2. **Design Decisions** (2-3 sentences)
- Chart type selection and rationale
- Visual encoding choices (position, color, size, etc.)
- What alternatives did you consider and why did you choose this approach?
- What are the strengths and tradeoffs of your choice?
3. **The Visualization Itself**
- Must render and work properly
- Must meet quality checklist (or explain exceptions)
4. **Key Insights** (2-3 sentences)
- What patterns, trends, or outliers did you discover?
- What should viewers take away from this visualization?
5. **Data Source Citation**
- Where did the data come from?
- Include links if possible
---
## Grading Rubric (35 points)
### Technical Execution (10 points)
**All visualizations render correctly, proper tool usage, source code available**
- **10 pts:** Perfect execution, no errors
- **8 pts:** Minor issues (one viz loads slowly, small formatting glitch)
- **6 pts:** Multiple problems affecting experience
- **<6 pts:** Significant technical failures
**Source code requirement:** For Tableau, visualizations must be in YOUR Tableau Public account. For code-based tools, include specifications in your HTML. (you can use LLMs to aid if not sure about how to format code in HTML)
### Theoretical Understanding (10 points)
**Data/Task Abstraction (5 pts):** Clear analytical questions, appropriate data transformations
**Design Rationale (5 pts):** Justified chart selections, discussion of alternatives and tradeoffs, addresses "why this chart type?"

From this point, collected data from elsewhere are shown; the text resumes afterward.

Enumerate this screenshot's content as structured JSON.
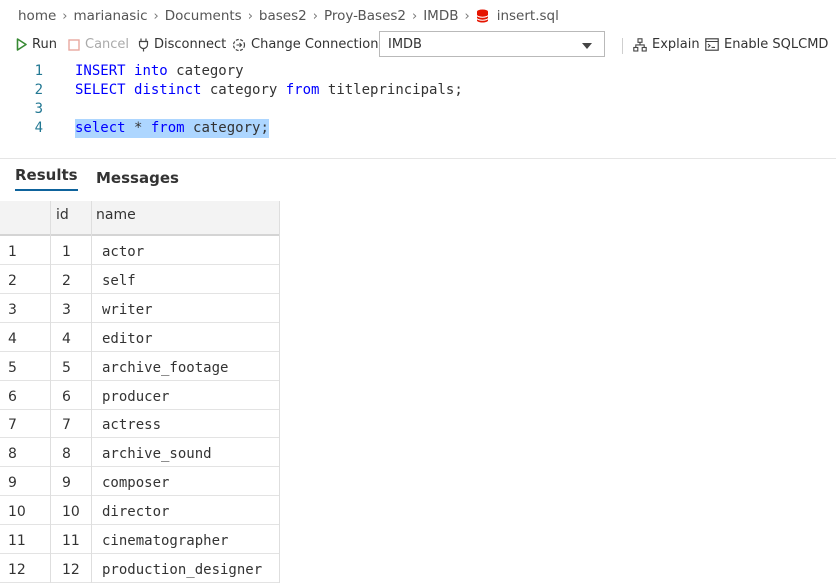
{
  "breadcrumb": [
    "home",
    "marianasic",
    "Documents",
    "bases2",
    "Proy-Bases2",
    "IMDB",
    "insert.sql"
  ],
  "toolbar": {
    "run": "Run",
    "cancel": "Cancel",
    "disconnect": "Disconnect",
    "change_connection": "Change Connection",
    "database": "IMDB",
    "explain": "Explain",
    "enable_sqlcmd": "Enable SQLCMD"
  },
  "editor": {
    "lines": [
      {
        "num": "1",
        "tokens": [
          {
            "t": "INSERT",
            "kw": true
          },
          {
            "t": " "
          },
          {
            "t": "into",
            "kw": true
          },
          {
            "t": " category"
          }
        ]
      },
      {
        "num": "2",
        "tokens": [
          {
            "t": "SELECT",
            "kw": true
          },
          {
            "t": " "
          },
          {
            "t": "distinct",
            "kw": true
          },
          {
            "t": " category "
          },
          {
            "t": "from",
            "kw": true
          },
          {
            "t": " titleprincipals;"
          }
        ]
      },
      {
        "num": "3",
        "tokens": []
      },
      {
        "num": "4",
        "tokens": [
          {
            "t": "select",
            "kw": true
          },
          {
            "t": " * "
          },
          {
            "t": "from",
            "kw": true
          },
          {
            "t": " category;"
          }
        ],
        "selected": true
      }
    ]
  },
  "results_tabs": [
    "Results",
    "Messages"
  ],
  "grid": {
    "columns": [
      "id",
      "name"
    ],
    "rows": [
      [
        "1",
        "1",
        "actor"
      ],
      [
        "2",
        "2",
        "self"
      ],
      [
        "3",
        "3",
        "writer"
      ],
      [
        "4",
        "4",
        "editor"
      ],
      [
        "5",
        "5",
        "archive_footage"
      ],
      [
        "6",
        "6",
        "producer"
      ],
      [
        "7",
        "7",
        "actress"
      ],
      [
        "8",
        "8",
        "archive_sound"
      ],
      [
        "9",
        "9",
        "composer"
      ],
      [
        "10",
        "10",
        "director"
      ],
      [
        "11",
        "11",
        "cinematographer"
      ],
      [
        "12",
        "12",
        "production_designer"
      ]
    ]
  },
  "colors": {
    "keyword": "#0000ff",
    "line_number": "#237893",
    "selection": "#add6ff",
    "run_icon": "#388a34",
    "db_icon": "#e51400"
  }
}
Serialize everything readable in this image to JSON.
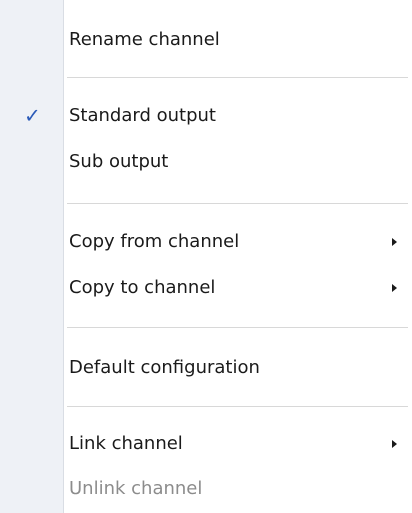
{
  "menu": {
    "rename_channel": "Rename channel",
    "standard_output": "Standard output",
    "standard_output_checked": true,
    "check_mark": "✓",
    "sub_output": "Sub output",
    "copy_from_channel": "Copy from channel",
    "copy_to_channel": "Copy to channel",
    "default_configuration": "Default configuration",
    "link_channel": "Link channel",
    "unlink_channel": "Unlink channel",
    "unlink_channel_disabled": true,
    "submenu_arrow_icon": "submenu-arrow-icon",
    "accent_color": "#2a5ab8",
    "gutter_color": "#eef1f6"
  }
}
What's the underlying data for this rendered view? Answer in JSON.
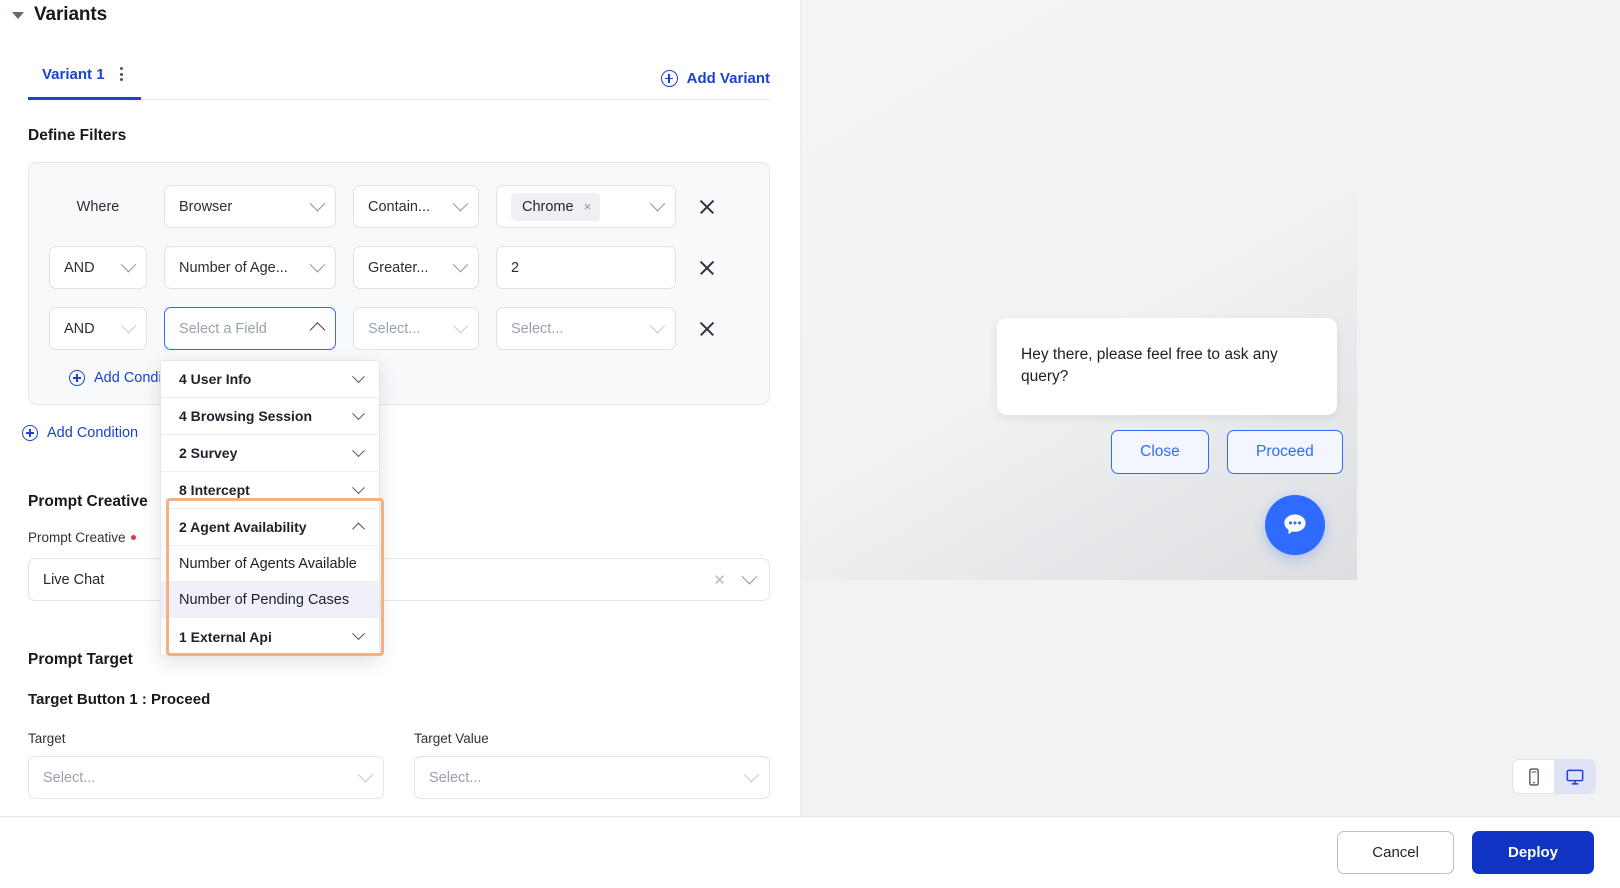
{
  "section": {
    "title": "Variants",
    "caret": "caret-down-icon"
  },
  "tabs": {
    "active_label": "Variant 1",
    "kebab": "more-options-icon",
    "add_variant_label": "Add Variant",
    "add_variant_icon": "circle-plus-icon"
  },
  "filters": {
    "title": "Define Filters",
    "rows": [
      {
        "conj": "Where",
        "conj_is_select": false,
        "field": "Browser",
        "field_placeholder": "",
        "operator": "Contain...",
        "value_type": "chip",
        "value_chip": "Chrome",
        "chip_remove": "×",
        "value": ""
      },
      {
        "conj": "AND",
        "conj_is_select": true,
        "field": "Number of Age...",
        "field_placeholder": "",
        "operator": "Greater...",
        "value_type": "text",
        "value": "2"
      },
      {
        "conj": "AND",
        "conj_is_select": true,
        "field": "",
        "field_placeholder": "Select a Field",
        "operator": "",
        "operator_placeholder": "Select...",
        "value_type": "select",
        "value": "",
        "value_placeholder": "Select..."
      }
    ],
    "add_condition_inner": "Add Condition",
    "add_condition_outer": "Add Condition",
    "remove_row_icon": "close-icon"
  },
  "field_dropdown": {
    "items": [
      {
        "label": "4 User Info",
        "type": "group",
        "expanded": false
      },
      {
        "label": "4 Browsing Session",
        "type": "group",
        "expanded": false
      },
      {
        "label": "2 Survey",
        "type": "group",
        "expanded": false
      },
      {
        "label": "8 Intercept",
        "type": "group",
        "expanded": false
      },
      {
        "label": "2 Agent Availability",
        "type": "group",
        "expanded": true
      },
      {
        "label": "Number of Agents Available",
        "type": "leaf",
        "highlighted": false
      },
      {
        "label": "Number of Pending Cases",
        "type": "leaf",
        "highlighted": true
      },
      {
        "label": "1 External Api",
        "type": "group",
        "expanded": false
      }
    ],
    "highlight_color": "#f2b183"
  },
  "prompt_creative": {
    "heading": "Prompt Creative",
    "field_label": "Prompt Creative",
    "required_marker": "•",
    "value": "Live Chat",
    "clear_icon": "close-icon",
    "chevron_icon": "chevron-down-icon"
  },
  "prompt_target": {
    "heading": "Prompt Target",
    "subheading": "Target Button 1 : Proceed",
    "target_label": "Target",
    "target_placeholder": "Select...",
    "target_value_label": "Target Value",
    "target_value_placeholder": "Select..."
  },
  "preview": {
    "message": "Hey there, please feel free to ask any query?",
    "close_label": "Close",
    "proceed_label": "Proceed",
    "launcher_icon": "chat-bubble-icon",
    "device_mobile_icon": "mobile-icon",
    "device_desktop_icon": "desktop-icon",
    "active_device": "desktop"
  },
  "footer": {
    "cancel_label": "Cancel",
    "deploy_label": "Deploy"
  },
  "colors": {
    "accent_blue": "#1a43d0",
    "primary_button": "#1133c4",
    "preview_blue": "#2f6bff",
    "highlight_orange": "#f2b183",
    "required_red": "#e0363c"
  }
}
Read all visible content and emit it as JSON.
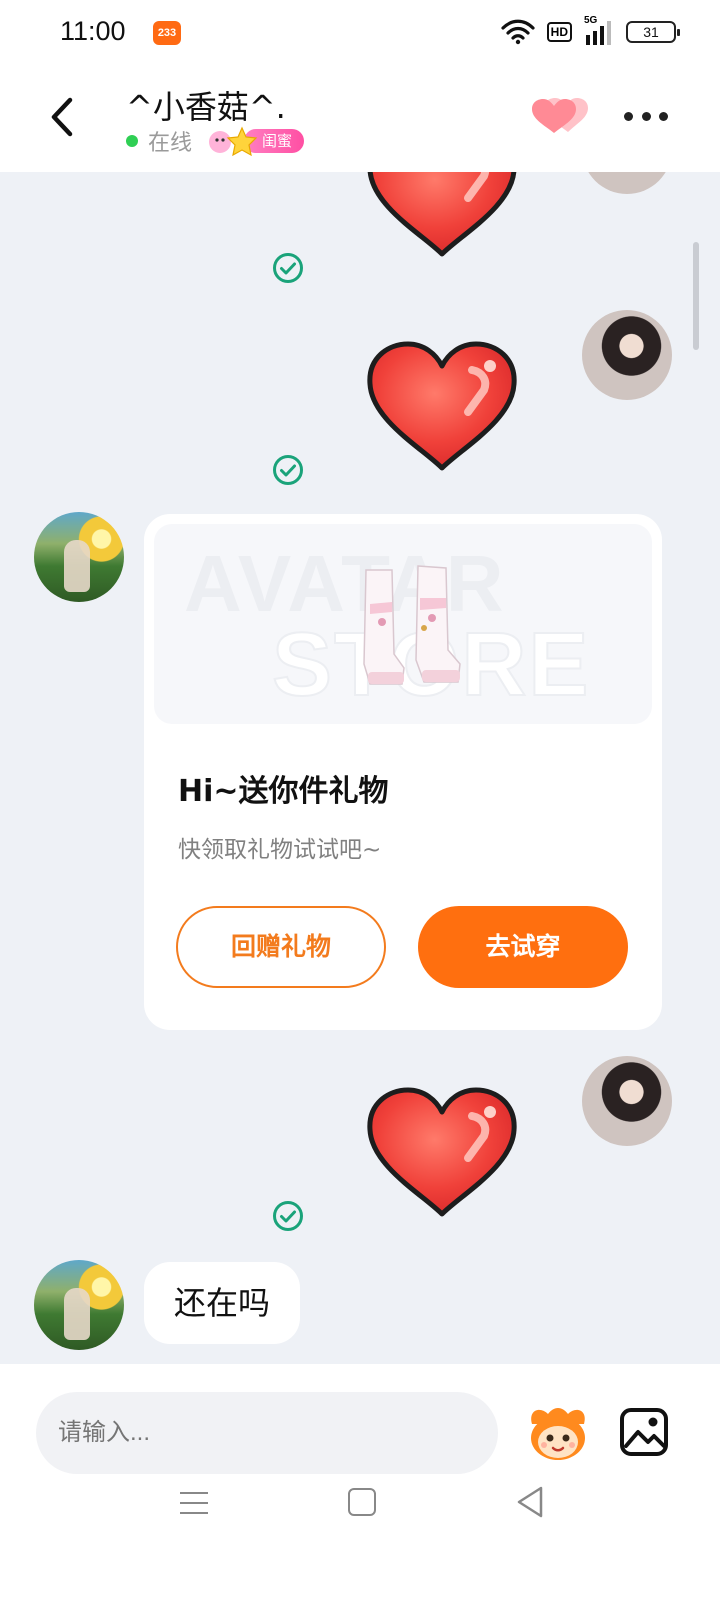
{
  "status_bar": {
    "time": "11:00",
    "notification_badge": "233",
    "hd_label": "HD",
    "network_label": "5G",
    "battery_level": "31"
  },
  "header": {
    "contact_name": "^小香菇^.",
    "online_status": "在线",
    "relationship_badge": "闺蜜",
    "icons": [
      "back-arrow-icon",
      "hearts-icon",
      "more-options-icon"
    ]
  },
  "chat": {
    "messages": [
      {
        "sender": "me",
        "type": "heart-sticker",
        "status": "sent"
      },
      {
        "sender": "me",
        "type": "heart-sticker",
        "status": "sent"
      },
      {
        "sender": "other",
        "type": "gift-card"
      },
      {
        "sender": "me",
        "type": "heart-sticker",
        "status": "sent"
      },
      {
        "sender": "other",
        "type": "text"
      }
    ],
    "gift_card": {
      "watermark_line1": "AVATAR",
      "watermark_line2": "STORE",
      "title": "Hi~送你件礼物",
      "subtitle": "快领取礼物试试吧~",
      "return_gift_label": "回赠礼物",
      "try_on_label": "去试穿"
    },
    "last_text_message": "还在吗"
  },
  "input_bar": {
    "placeholder": "请输入..."
  },
  "colors": {
    "accent_orange": "#ff6f0f",
    "online_green": "#2fcf54",
    "badge_pink": "#ff4fa3",
    "sent_check": "#1aa37a",
    "heart_red": "#f0413a"
  }
}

### Visual Communication (5 points)
**Clarity & professional documentation**
- Visualizations clearly convey useful information
- Proper titles, labels, legends (per checklist)
- All sources cited
- Clean, professional presentation
### Complexity & Polish (5 points)
**Majority of visualizations meet the quality checklist**
- **5 pts:** All 5+ visualizations meet checklist requirements
- **4 pts:** 4 visualizations meet full checklist
- **3 pts:** 3 visualizations meet full checklist
- **<3 pts:** Fewer than 3 meet requirements
### Coherent Portfolio Theme (5 points)
**Portfolio tells a unified story**
- **5 pts:** Clear theme, explicit connections between visualizations, coherent narrative in introduction
- **3-4 pts:** Weak theme or connections not clearly articulated
- **0-2 pts:** No discernible theme, random collection of visualizations
---
**Additional Deductions:**
- Video >7 minutes: -2 points
- Video <4 minutes: -2 points
- Missing or inaccessible video: -5 points
- Missing AI documentation (if AI was used): -5 points
- Fewer than 5 visualizations: Up to -10 points depending on severity
---
## Bonus: Live Portfolio Presentation (+5 points)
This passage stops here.